Het weer maakte inmiddels wassen tot een onmogelijkheid. Douchen deden we, hoewel dat formeel nog niet was toegestaan. Er was een dortoir voor ons beiden beschikbaar en misschien zelfs wel voor elk van ons één. Verder was er namelijk alleen een gezin, met een mediterrane oudste zoon (of toch neef?) en een jongste met een ernstige misvorming van het gezicht. Kortweg was de zaak als volgt: Ze kwamen uit Lille en gebruikten deze refuge om een (goedkope) vakantie in de Pyreneeën te kunnen hebben. Toen ik de man naar « le sentier de la corniche » vroeg, kreeg ik een hele verhandeling over wat hij met zijn zoon/zonen in de omgeving allemaal bezocht had(den), dan wel zou(den) bezoeken. Hij was de enige Fransman tijdens deze vakantie die geen rekening hield met mijn gebrekkig Frans, maar gelet op zijn gedrag zou het kunnen dat hij dit ook helemaal niet kon.
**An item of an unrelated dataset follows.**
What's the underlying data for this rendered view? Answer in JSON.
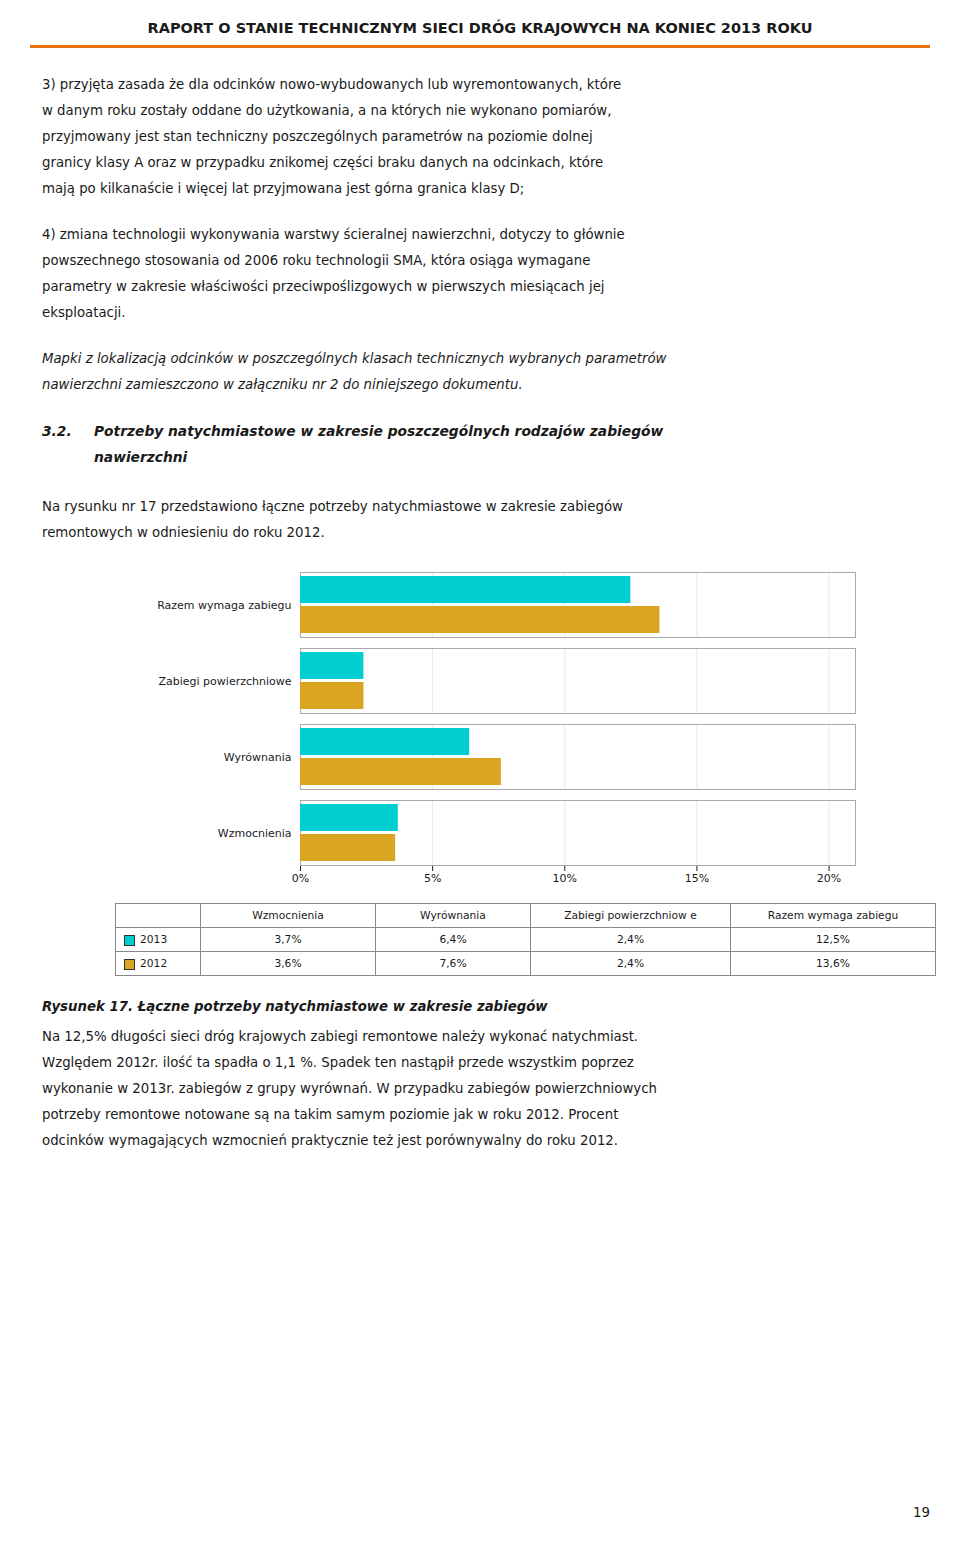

Het “sentier”. Uit het logboekje: « De bokken en geiten, schreef ik, werden dag 3 (en 4) gescheiden, maar natuurlijk zweefden boven die opmerking de statistieken van dag 13 en 14; beide meer dan 25 km lopen. Op dag 13 de Chemin de la Mâture, waar hoogtevrees een probleem zou kunnen zijn (« site étonnant que certains pourront trouver vertigineux ... .. revient à ciel ouvert parfois vertigineux mais toujours large et bien tracé » (aldus gevet in de Topoguide) en meteen gevolgd door dag 14 met het gevaarlijke Sentier de la Corniche des Alhas (« Étroit parfois détérioré par les avalanches, ce sentier peut être considéré comme vertigineux, voire dangereux quoique éguipé d’une main courante. … hors GR permettant d’eviter la corniche des Alhas... . ») en de beklimming van een van de hoogste cols uit de GR10 (±2450m). Alles op alles gezet om in ieder geval dag 13 op te splitsen, maar, zoals bekend, was dat hopeloos mislukt. Gelukkig was de Chemin een fluitje van een cent (fl-cent) ».
Het eten in de gîte werd voorbereid door een aparte kok, ik bedoel: apart van de gardienne en een apart heerschap. Het was van een zeldzame eenvoud: wortel-aardappelsoep, sla, aardappelpuree met rosbief, vervolgens fromage de brébis gevolgd door crêpes. Daar was hij de hele middag mee bezig geweest.
‘s Avonds met de gardienne, met wie het ‘s middag niet had willen klikken, het loopplan van de volgende dag doorgenomen: Er was geen sneeuw op de Hourquette d’Arre, het Sentier de la Corniche was “facile”, wat dat voor ons in de praktijk dan ook zou betekenen, de météo gaf voor later in de middag onweer. Vervolgens belde ze wel even naar Gourette voor een hotel (“Face Nord”), want de refuge was, voor een week (nota bene deze week) gesloten. (Achteraf bleek dat ze vergeten was dat er twee gîtes in Gourette zijn, maar dat had ik natuurlijk ook zelf moeten kunnen vaststellen.) ‘s Ochtends zou er (stok)brood (met broodrooster) (en twee crèpes) en koffie klaar staan en was er water voor de thee in de “micro-ondes” te verhitten, want vroeg starten was essentieel. De volgende dag werd samengevat met: “C’est dur.”
En die rustdag dan? Nou, dat was simpel, al voor het boven samengevatte gesprek had Jacomine vastgesteld dat ze in deze gîte niet nog een dag wilde blijven. We zouden in Gourette wel verder zien. Kosten: € 48.70 (NKBV-korting) + € 4.60 (terras).